When he is not swimming for Stillwater, he swims for the St. Croix Swim Club.

“I don’t tend to pity myself, and I don’t think coach Luke pities me, and none of my teammates do,” Thomas said. “I get in, and I want to be like everybody else, and I do that. I hold myself to the same standard as everybody else. There’s no difference.”

Alec said the other boys on the team are always willing to help him out.

“I sometimes need to be pointed in the right direction,” Alec said. “I can see the lines on the bottom of the pool, and I can do flip turns by myself. The only thing I can’t do … is backstroke because it’s really hard for me to see the sprinkler heads on the ceiling to line up.”

Thomas Putnam, 13, of Stillwater said all of the boys on the team have been nice to him, “especially Aidan (Fuerst), Wyatt (Franklin) and Mason (Fonseca).”

In 2014, when he was 9 years old, Thomas was diagnosed with a genetic disorder called Sodium Channel Neuropathy 8A (SCN8A), which is believed to exist in only about 200 children worldwide. His younger sister, Anna, 10, has the same disorder; they are the only non-twin siblings in the world who have it, Rachelle Putnam said.
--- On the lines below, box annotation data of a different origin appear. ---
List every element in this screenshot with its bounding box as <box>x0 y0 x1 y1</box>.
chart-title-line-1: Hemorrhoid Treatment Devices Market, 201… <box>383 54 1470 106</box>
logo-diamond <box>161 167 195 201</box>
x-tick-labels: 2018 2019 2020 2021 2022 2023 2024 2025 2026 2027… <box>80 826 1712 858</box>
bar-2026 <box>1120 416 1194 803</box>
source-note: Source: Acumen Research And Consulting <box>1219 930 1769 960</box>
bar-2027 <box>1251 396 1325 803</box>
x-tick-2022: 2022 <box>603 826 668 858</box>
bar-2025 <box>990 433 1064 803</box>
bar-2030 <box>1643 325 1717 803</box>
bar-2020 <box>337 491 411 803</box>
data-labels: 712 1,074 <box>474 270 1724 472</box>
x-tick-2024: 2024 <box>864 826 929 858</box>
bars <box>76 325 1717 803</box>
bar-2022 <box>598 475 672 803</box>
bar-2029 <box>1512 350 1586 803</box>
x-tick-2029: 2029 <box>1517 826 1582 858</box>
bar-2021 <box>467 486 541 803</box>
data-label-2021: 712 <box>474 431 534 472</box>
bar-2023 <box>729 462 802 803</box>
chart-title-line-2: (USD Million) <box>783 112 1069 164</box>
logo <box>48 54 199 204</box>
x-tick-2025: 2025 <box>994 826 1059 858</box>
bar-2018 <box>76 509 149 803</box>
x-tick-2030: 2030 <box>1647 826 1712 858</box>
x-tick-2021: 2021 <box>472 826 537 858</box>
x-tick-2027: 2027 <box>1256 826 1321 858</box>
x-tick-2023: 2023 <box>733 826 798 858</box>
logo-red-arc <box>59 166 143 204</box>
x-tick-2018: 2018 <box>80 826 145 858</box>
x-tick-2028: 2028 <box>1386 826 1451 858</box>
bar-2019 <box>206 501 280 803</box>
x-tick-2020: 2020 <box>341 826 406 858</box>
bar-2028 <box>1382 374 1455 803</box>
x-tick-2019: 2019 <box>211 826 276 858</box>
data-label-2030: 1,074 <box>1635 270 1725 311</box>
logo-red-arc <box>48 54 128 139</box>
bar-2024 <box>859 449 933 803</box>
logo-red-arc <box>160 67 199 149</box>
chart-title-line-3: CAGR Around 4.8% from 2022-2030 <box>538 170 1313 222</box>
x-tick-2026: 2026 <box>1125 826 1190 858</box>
“He’s super-determined,” she said. “Even though it’s not as easy for him as it is for other kids, he works super-hard. I think there’s a lesson to be learned in that.”

Being on the swim team this winter has been an “awesome” experience for Thomas, she said.

“They’ve been incredible,” she said. “He wasn’t sure he wanted to do swim team this year, but he’s all about it now. It’s so good for him to get to know some of the older kids, the upperclassmen. He feels a little more comfortable as he goes up the grades because he sees a familiar face. He never forgets a face. He never forgets a name. He’ll remember all that stuff — and knowing that there are people looking out for him makes me feel a little bit better.”

Coach Luke said he hopes lessons learned at the pool will stick with his swimmers for the rest of their lives.

“Being fast at swimming means one thing and one thing only: you’re fast at swimming,” Luke said. “It has no relevancy for the rest of your life. They don’t ask you at a job interview: ‘What was your fastest 100-free time?’ They don’t care. They want to know your character. They want to know your ability. They want to know your motivation. That’s what we try to develop here. Because that is, ultimately, what is going to carry them for the rest of their lives.”